Immer wieder erschüttern Nachrichten von Datendiebstählen das Vertrauen der Nutzer in die Sicherheit des Internets. Oft landen die geklauten Zugangsdaten in Datenbanken von Cyberkriminellen, die man zuhauf online findet. Als Experten vor einigen Jahren sechs Wochen lang das World Wide Web durchforsteten, fanden sie 3,5 Milliarden unterschiedliche Nutzername-Passwort-Kombinationen in diesen Datenbanken.
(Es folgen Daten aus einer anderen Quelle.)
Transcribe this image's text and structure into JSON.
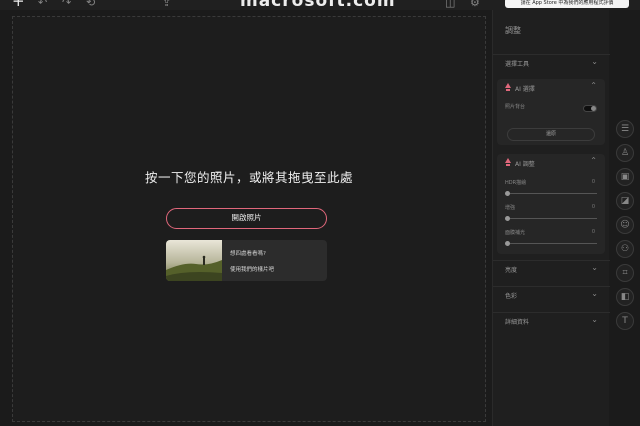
{
  "topbar": {
    "title": "macrosoft.com",
    "appstore_label": "請在 App Store 中為我們的應用程式評價",
    "icons": [
      "plus-icon",
      "undo-icon",
      "redo-icon",
      "reset-icon",
      "share-icon",
      "compare-icon",
      "settings-icon"
    ]
  },
  "canvas": {
    "drop_text": "按一下您的照片，或將其拖曳至此處",
    "open_button": "開啟照片",
    "sample": {
      "question": "想四處看看嗎?",
      "link": "使用我們的樣片吧"
    }
  },
  "panel": {
    "title": "調整",
    "selection_tools": "選擇工具",
    "ai_select": {
      "title": "AI 選擇",
      "photo_bg": "照片背台",
      "restore": "還原"
    },
    "ai_adjust": {
      "title": "AI 調整",
      "rows": [
        {
          "label": "HDR描繪",
          "value": "0",
          "level": 0
        },
        {
          "label": "增強",
          "value": "0",
          "level": 0
        },
        {
          "label": "面膜補光",
          "value": "0",
          "level": 0
        }
      ]
    },
    "sections": [
      {
        "label": "亮度"
      },
      {
        "label": "色彩"
      },
      {
        "label": "詳細資料"
      }
    ]
  },
  "tools": [
    "sliders-icon",
    "portrait-icon",
    "image-icon",
    "crop-square-icon",
    "face-icon",
    "color-circles-icon",
    "crop-icon",
    "layers-icon",
    "text-icon"
  ],
  "colors": {
    "accent": "#e0677b",
    "background": "#1b1b1b"
  }
}
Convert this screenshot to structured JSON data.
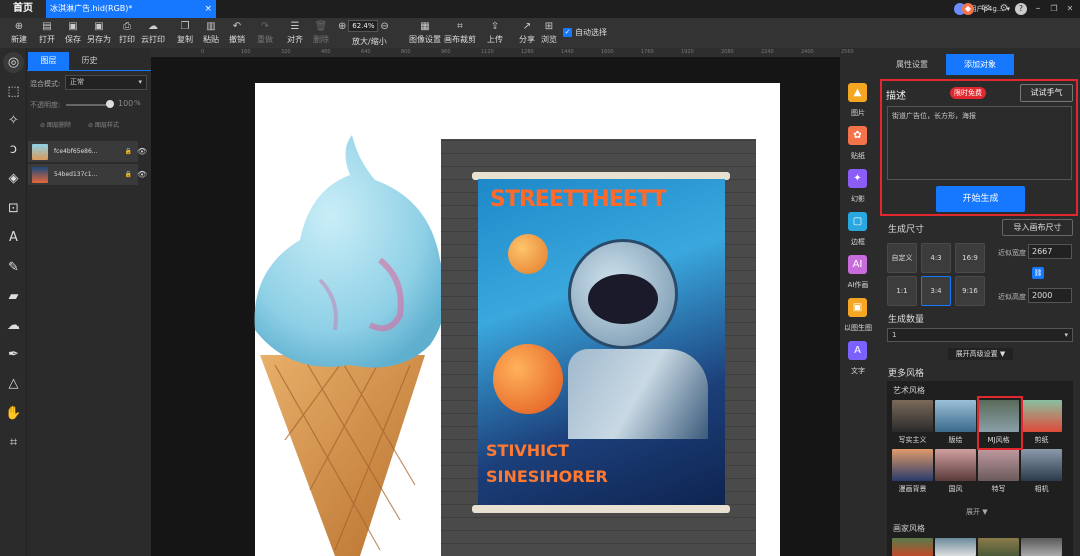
{
  "tabs": {
    "home": "首页",
    "doc": "冰淇淋广告.hid(RGB)*",
    "doc_close": "×"
  },
  "user": {
    "name": "用户p4g...",
    "menu": "▾"
  },
  "window": {
    "min": "–",
    "max": "❐",
    "close": "✕"
  },
  "toolbar": {
    "items": [
      {
        "label": "新建",
        "icon": "⊕"
      },
      {
        "label": "打开",
        "icon": "▤"
      },
      {
        "label": "保存",
        "icon": "▣"
      },
      {
        "label": "另存为",
        "icon": "▣"
      },
      {
        "label": "打印",
        "icon": "⎙"
      },
      {
        "label": "云打印",
        "icon": "☁"
      },
      {
        "label": "复制",
        "icon": "❐"
      },
      {
        "label": "粘贴",
        "icon": "▥"
      },
      {
        "label": "撤销",
        "icon": "↶"
      },
      {
        "label": "重做",
        "icon": "↷"
      },
      {
        "label": "对齐",
        "icon": "☰"
      },
      {
        "label": "删除",
        "icon": "🗑"
      }
    ],
    "zoom_label": "放大/缩小",
    "zoom_value": "62.4%",
    "zoom_in": "⊕",
    "zoom_out": "⊖",
    "items2": [
      {
        "label": "图像设置",
        "icon": "▦"
      },
      {
        "label": "画布裁剪",
        "icon": "⌗"
      },
      {
        "label": "上传",
        "icon": "⇪"
      },
      {
        "label": "分享",
        "icon": "↗"
      },
      {
        "label": "浏览",
        "icon": "⊞"
      }
    ],
    "autoselect": "自动选择",
    "autoselect_check": "✓"
  },
  "layers_panel": {
    "tab_layers": "图层",
    "tab_history": "历史",
    "blend_label": "混合模式:",
    "blend_value": "正常",
    "blend_chev": "▾",
    "opacity_label": "不透明度:",
    "opacity_value": "100",
    "opacity_unit": "%",
    "btn_delete": "图层删除",
    "btn_style": "图层样式",
    "layers": [
      {
        "name": "fce4bf65e86...",
        "lock": "🔒",
        "eye": "👁"
      },
      {
        "name": "54bed137c1...",
        "lock": "🔒",
        "eye": "👁"
      }
    ]
  },
  "ruler": {
    "ticks": [
      "0",
      "160",
      "320",
      "480",
      "640",
      "800",
      "960",
      "1120",
      "1280",
      "1440",
      "1600",
      "1760",
      "1920",
      "2080",
      "2240",
      "2400",
      "2560"
    ]
  },
  "icon_column": {
    "expand": ">>",
    "items": [
      {
        "label": "图片",
        "icon": "▲",
        "color": "#f5a623"
      },
      {
        "label": "贴纸",
        "icon": "✿",
        "color": "#f5734a"
      },
      {
        "label": "幻影",
        "icon": "✦",
        "color": "#8b5cf6"
      },
      {
        "label": "边框",
        "icon": "▢",
        "color": "#29a8e0"
      },
      {
        "label": "AI作画",
        "icon": "AI",
        "color": "#c86bdb"
      },
      {
        "label": "以图生图",
        "icon": "▣",
        "color": "#f5a623"
      },
      {
        "label": "文字",
        "icon": "A",
        "color": "#7b61ff"
      }
    ]
  },
  "right_panel": {
    "tab_props": "属性设置",
    "tab_add": "添加对象",
    "describe_title": "描述",
    "free_badge": "限时免费",
    "try_button": "试试手气",
    "describe_text": "街道广告位，长方形，海报",
    "generate_button": "开始生成",
    "size_title": "生成尺寸",
    "import_button": "导入画布尺寸",
    "ratios": [
      "自定义",
      "4:3",
      "16:9",
      "1:1",
      "3:4",
      "9:16"
    ],
    "width_label": "近似宽度",
    "width_value": "2667",
    "height_label": "近似高度",
    "height_value": "2000",
    "link_icon": "🔗",
    "count_title": "生成数量",
    "count_value": "1",
    "count_chev": "▾",
    "advanced_button": "展开高级设置 ▼",
    "more_styles": "更多风格",
    "art_styles": "艺术风格",
    "styles": [
      "写实主义",
      "版绘",
      "MJ风格",
      "剪纸",
      "漫画背景",
      "国风",
      "特写",
      "相机"
    ],
    "expand": "展开 ▼",
    "painter_styles": "画家风格"
  },
  "canvas": {
    "poster_headline": "STREETTHEETT",
    "poster_bottom": "STIVHICT",
    "poster_bottom2": "SINESIHORER"
  },
  "colors": {
    "accent": "#1677ff",
    "highlight": "#e0282e"
  }
}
Natürlich können Nutzer Vorsichtsmaßnahmen treffen, um sich vor Datenklau zu schützen – die meisten aber sind mit dem Thema Onlinesicherheit überfordert. Das liegt einerseits an der schnellen Entwicklung der Informationstechnologie in den vergangenen 40 Jahren und andererseits daran, dass Cyberkriminelle ständig neue Wege finden, Sicherheitsmaßnahmen zu umgehen. Selbst versierte Internetnutzer tun sich bisweilen schwer, mit den Entwicklungen Schritt zu halten.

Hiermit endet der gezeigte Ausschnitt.